Questions and answers - Demolitions
Sometimes it is important to carefully take a building apart for heritage restoration reasons, for identifying victims or for other similar reasons; this process is called “deconstruction”.
In contrast, other buildings may simply need to be taken down for public safety or other reasons and there is limited concern about analysing the building materials or putting them aside for reconstruction; in those cases the buildings are said to be “demolished”.
- Demolition: the full demolition of a building or structure, including the removal of debris and leveling of the site to ensure ongoing safety.
- Partial Demolition: the removal of part of a building for immediate safety reasons. This works includes the removal of walls, facades and part structures.
Commercial buildings outside the CBD red zone are buildings that may still be within the four avenues CBD area (but outside the red zone) or suburban commercial buildings.
The Building Act provides guidance that buildings fulfil this requirement - '...the demolition of all or part of a damaged building that is detached (stand-alone) and is no more than 3 storeys high' - do not require a building consent for demolition.
These commercial building owners (where their buildings fit the requirement of the Building Act) can progress their demolition, usually in partnership with their insurers. However, CERA appreciates being informed when the demolition takes place and requires an oversight over all buildings within the CBD (within the four avenues) in order to ensure safety.
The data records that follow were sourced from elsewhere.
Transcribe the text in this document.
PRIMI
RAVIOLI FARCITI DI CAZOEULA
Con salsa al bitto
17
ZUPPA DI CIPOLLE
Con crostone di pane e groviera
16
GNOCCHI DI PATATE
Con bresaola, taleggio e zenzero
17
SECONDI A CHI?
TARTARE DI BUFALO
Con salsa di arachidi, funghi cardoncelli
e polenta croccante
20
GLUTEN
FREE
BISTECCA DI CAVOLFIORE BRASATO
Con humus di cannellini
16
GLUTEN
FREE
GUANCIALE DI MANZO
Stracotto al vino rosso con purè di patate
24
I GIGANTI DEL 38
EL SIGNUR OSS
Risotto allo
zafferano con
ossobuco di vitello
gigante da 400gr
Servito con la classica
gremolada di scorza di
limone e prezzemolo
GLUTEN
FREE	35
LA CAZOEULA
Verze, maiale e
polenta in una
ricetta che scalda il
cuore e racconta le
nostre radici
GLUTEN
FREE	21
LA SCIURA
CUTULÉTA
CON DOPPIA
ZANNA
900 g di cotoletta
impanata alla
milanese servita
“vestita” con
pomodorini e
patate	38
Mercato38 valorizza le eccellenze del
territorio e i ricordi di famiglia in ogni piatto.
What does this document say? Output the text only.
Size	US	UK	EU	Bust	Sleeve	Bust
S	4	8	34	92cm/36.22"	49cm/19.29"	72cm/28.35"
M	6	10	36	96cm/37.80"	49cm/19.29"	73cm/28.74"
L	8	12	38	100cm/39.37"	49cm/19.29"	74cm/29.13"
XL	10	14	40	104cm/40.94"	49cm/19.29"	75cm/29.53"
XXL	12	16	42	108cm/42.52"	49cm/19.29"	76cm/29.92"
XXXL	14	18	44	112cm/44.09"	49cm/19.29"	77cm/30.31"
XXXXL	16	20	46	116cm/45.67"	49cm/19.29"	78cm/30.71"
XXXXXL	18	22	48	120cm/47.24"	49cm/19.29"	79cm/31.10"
Building Demolition Debris
In most cases, accredited demolition companies have salvage rights to demolition waste. The contracted demolition company is responsible for paying for the disposal of debris and, where that debris has a recoverable value, the demolition company has the right under the demolition contract to keep the proceeds to offset the cost of demolition.
Contents of the building that are lost or destroyed during demolition will become part of the demolition waste. Building owners have a responsibility to ensure that they contact their tenants to ensure they are aware the building is to be demolished. Tenants have a responsibility to arrange for the recovery of their property (if safe enough to do so) through the Red Zone Access programme.
If it is not safe enough to recover tenant property prior to demolition, demolition contractors may be able to do this during the demolition process. Tenants need to provide a list of items they would like retrieved (if possible) to the building owner (owner managed demolitions) or to the CERA case manager: email@example.com (CERA managed demolitions).
Building contents do not form part of a demolition contractor’s salvage right. Items recovered during the demolition process remain the property of the owner. Where an insurance company has paid out on the contents of a building, the insurer becomes the owner of the contents. Demolition contractors should contact the building owner (owner managed demolitions) who will contact tenants or the CERA case manager (CERA managed demolitions) for instructions on the disposal of the recovered items.